1) A Nomarski interferometer is adopted to study the spatial particle density distribution in a freely expanding pulsed gas jet in vacuum. The valve has a rectangular orifice 1.2 mm wide of 10 mm length, with a de Laval cross section profile. The valve is placed in a vacuum chamber with 10 mbar background pressure, and argon, nitrogen and carbon dioxide gases are used. The measurements are performed along the long side of the jet at different backing pressure, and the evolution of the particle density in the gas jet during the few-ms long pulse is investigated. As example Figure 1 shows an interferogram recorded using an Argon gas jet with 30 bar backing pressure after 1 ms from the valve opening. Nomarski interferometry therefore provides a useful method to measure the particle density distribution in a pulsed gas jet used for LWFA experiments.

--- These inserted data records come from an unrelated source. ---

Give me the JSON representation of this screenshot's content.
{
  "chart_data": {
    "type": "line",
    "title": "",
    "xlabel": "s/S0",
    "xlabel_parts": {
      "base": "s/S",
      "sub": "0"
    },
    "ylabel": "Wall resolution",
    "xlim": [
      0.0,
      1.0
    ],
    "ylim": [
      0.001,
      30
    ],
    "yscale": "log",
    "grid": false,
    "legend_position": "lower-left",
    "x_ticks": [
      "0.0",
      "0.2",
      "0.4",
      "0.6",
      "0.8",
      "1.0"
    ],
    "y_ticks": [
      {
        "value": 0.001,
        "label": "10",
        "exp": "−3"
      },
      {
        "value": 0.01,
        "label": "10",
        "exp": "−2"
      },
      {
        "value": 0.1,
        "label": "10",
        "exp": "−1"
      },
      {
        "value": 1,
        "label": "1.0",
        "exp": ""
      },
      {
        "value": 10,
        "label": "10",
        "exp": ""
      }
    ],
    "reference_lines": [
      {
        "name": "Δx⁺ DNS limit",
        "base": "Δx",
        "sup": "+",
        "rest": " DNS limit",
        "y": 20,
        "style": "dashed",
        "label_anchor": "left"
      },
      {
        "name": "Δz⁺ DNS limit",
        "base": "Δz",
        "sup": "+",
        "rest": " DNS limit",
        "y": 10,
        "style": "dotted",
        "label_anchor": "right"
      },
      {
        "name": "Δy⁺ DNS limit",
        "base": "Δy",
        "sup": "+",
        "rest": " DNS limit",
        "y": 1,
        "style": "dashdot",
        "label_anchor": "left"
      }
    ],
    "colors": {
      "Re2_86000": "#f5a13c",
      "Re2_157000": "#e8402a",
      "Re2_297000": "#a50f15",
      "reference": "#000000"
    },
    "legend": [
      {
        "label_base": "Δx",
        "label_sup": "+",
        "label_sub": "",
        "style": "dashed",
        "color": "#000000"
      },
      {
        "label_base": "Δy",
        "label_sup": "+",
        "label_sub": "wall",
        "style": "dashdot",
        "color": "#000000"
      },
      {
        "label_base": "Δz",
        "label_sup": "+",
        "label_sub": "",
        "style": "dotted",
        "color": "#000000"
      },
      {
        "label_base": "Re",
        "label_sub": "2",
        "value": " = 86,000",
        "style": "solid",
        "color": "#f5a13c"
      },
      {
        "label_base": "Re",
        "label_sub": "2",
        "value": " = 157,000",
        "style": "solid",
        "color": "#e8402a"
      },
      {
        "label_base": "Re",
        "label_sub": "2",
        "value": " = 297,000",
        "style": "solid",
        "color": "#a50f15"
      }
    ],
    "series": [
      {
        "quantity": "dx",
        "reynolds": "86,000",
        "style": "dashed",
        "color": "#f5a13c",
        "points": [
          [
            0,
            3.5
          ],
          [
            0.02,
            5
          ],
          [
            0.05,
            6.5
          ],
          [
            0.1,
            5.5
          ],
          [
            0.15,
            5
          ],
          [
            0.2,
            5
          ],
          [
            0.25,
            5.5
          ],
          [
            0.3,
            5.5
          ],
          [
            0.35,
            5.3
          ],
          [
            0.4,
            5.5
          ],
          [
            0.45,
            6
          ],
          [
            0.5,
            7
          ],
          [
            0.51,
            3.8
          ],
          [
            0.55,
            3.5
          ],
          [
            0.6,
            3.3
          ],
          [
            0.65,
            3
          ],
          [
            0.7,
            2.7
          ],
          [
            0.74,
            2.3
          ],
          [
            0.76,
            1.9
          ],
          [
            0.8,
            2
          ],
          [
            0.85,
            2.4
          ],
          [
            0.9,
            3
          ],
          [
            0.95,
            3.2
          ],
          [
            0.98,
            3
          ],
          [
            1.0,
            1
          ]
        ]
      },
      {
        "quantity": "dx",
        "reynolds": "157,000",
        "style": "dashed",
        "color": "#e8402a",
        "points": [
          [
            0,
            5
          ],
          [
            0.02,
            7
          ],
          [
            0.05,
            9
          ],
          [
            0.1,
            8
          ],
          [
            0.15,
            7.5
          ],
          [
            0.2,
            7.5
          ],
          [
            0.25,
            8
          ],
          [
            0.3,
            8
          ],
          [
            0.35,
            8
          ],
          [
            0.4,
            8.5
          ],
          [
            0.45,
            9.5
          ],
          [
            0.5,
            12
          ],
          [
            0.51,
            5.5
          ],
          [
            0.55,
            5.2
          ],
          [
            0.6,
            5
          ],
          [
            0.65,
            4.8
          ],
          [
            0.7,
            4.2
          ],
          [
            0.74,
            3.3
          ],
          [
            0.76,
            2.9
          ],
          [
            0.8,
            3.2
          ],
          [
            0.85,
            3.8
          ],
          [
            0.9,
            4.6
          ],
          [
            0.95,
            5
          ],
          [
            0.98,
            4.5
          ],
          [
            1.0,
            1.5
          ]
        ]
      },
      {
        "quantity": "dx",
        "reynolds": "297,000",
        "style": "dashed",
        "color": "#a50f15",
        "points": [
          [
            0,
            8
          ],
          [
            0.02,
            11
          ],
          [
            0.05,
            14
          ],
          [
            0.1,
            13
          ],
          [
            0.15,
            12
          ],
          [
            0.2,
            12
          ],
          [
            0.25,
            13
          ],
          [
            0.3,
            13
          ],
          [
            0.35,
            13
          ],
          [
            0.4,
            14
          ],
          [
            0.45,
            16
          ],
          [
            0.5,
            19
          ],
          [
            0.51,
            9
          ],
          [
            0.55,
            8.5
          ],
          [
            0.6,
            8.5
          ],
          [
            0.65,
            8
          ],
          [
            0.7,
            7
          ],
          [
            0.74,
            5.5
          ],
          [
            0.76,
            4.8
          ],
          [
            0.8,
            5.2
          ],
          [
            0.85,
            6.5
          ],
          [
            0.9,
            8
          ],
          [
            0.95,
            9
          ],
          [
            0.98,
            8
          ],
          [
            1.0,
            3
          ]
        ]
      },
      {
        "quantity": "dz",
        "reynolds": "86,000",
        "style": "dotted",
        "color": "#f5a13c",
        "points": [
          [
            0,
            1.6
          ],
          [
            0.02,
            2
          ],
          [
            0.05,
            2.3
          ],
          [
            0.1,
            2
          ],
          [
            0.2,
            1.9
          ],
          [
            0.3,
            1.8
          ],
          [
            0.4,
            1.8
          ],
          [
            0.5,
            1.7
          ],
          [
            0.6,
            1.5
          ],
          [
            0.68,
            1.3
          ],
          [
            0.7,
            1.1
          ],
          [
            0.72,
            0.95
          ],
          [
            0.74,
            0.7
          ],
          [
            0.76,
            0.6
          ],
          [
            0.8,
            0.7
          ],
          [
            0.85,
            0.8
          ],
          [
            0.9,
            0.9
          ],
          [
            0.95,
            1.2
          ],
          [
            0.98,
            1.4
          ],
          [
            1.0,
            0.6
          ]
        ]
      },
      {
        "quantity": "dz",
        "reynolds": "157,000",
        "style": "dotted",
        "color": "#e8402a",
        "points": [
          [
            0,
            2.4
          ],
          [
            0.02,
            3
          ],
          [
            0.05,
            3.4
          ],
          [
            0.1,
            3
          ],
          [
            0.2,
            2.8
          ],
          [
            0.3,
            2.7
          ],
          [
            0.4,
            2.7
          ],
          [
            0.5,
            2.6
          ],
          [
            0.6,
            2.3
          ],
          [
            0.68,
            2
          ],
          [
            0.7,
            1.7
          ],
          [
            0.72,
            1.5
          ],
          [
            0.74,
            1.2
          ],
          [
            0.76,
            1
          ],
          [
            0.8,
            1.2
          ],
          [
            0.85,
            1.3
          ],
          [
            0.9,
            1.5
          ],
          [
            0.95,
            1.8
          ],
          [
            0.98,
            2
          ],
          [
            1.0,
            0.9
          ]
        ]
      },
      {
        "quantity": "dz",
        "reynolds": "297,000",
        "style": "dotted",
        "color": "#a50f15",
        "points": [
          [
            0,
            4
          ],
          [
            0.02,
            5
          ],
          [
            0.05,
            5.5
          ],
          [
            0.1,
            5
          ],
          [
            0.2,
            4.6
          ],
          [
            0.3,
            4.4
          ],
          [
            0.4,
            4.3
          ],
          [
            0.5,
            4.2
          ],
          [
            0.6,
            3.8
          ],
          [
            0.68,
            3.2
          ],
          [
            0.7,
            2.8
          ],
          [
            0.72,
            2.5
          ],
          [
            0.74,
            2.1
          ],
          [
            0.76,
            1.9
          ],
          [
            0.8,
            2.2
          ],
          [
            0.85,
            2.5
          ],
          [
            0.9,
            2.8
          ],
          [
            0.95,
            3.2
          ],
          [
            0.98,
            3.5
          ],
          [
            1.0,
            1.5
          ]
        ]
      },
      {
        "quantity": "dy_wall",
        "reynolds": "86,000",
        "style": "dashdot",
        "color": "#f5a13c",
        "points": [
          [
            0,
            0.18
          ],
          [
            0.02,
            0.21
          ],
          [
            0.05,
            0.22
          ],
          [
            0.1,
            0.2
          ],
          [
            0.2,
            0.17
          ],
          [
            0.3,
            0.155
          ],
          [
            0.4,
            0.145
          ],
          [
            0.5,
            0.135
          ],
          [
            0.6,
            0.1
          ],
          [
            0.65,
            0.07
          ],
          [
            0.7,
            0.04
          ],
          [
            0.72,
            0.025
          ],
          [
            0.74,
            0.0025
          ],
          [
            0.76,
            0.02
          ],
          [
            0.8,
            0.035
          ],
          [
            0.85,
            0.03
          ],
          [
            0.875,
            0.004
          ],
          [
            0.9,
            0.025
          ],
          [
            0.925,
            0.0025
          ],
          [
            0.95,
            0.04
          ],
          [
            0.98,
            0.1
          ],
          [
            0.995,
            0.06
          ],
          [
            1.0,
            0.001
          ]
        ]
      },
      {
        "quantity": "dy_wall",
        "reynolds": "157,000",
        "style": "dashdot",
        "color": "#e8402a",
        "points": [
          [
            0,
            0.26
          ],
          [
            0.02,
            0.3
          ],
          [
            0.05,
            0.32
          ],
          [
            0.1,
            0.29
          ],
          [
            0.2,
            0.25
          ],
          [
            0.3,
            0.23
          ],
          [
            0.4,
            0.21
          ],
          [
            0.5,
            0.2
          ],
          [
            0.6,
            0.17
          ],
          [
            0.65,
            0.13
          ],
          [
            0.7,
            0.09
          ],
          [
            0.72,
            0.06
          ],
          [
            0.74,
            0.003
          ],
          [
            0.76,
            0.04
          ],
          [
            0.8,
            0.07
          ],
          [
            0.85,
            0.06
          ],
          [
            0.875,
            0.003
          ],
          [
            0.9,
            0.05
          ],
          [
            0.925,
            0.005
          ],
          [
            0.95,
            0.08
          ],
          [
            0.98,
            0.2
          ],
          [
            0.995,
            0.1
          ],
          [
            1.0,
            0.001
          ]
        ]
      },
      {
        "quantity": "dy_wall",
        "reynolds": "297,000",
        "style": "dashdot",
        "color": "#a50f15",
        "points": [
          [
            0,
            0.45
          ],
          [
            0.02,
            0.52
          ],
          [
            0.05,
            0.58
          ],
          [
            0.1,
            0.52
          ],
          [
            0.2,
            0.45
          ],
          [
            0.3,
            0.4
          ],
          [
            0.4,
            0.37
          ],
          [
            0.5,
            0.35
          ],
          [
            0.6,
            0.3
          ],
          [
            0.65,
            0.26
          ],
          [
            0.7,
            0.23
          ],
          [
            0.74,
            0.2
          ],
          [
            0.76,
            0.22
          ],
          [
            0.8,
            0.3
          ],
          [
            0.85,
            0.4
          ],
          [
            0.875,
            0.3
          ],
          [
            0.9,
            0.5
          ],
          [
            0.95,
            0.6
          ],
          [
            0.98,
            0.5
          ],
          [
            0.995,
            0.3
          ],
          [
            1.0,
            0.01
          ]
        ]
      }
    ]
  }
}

2) A single-arm two-colour interferometer, so-called second harmonic interferometer (SHI), is used to study the particle density dynamics inside a gas flow cell placed in vacuum. The flow gas cell is provided by the company SourceLAB (Paris-FRANCE) that develops targets specifically for LWFA systems. A pilot characterization of the argon gas particle density evolution pulsing the gas in the cell is performed to demonstrate the feasibility of second harmonic interferometry to monitor on-line the particle density within the cell. Measurements have been performed ad various backing pressure (0.2 bar, 0.4 bar, 0.6 bar and 0.8 bar) and using three set of nozzles with different apertures (0.2 mm, 0.5 mm and 2 mm). As example, Figure 2 shows the particle density time evolution from the opening of the electro valve providing the gas to the cell measured with 0.8 bar backing pressure for the three nozzle diameters. The SHI satisfies the requirements for a fast and reliable measurement, being intrinsically stable and combining a high-sensitivity with a high-speed.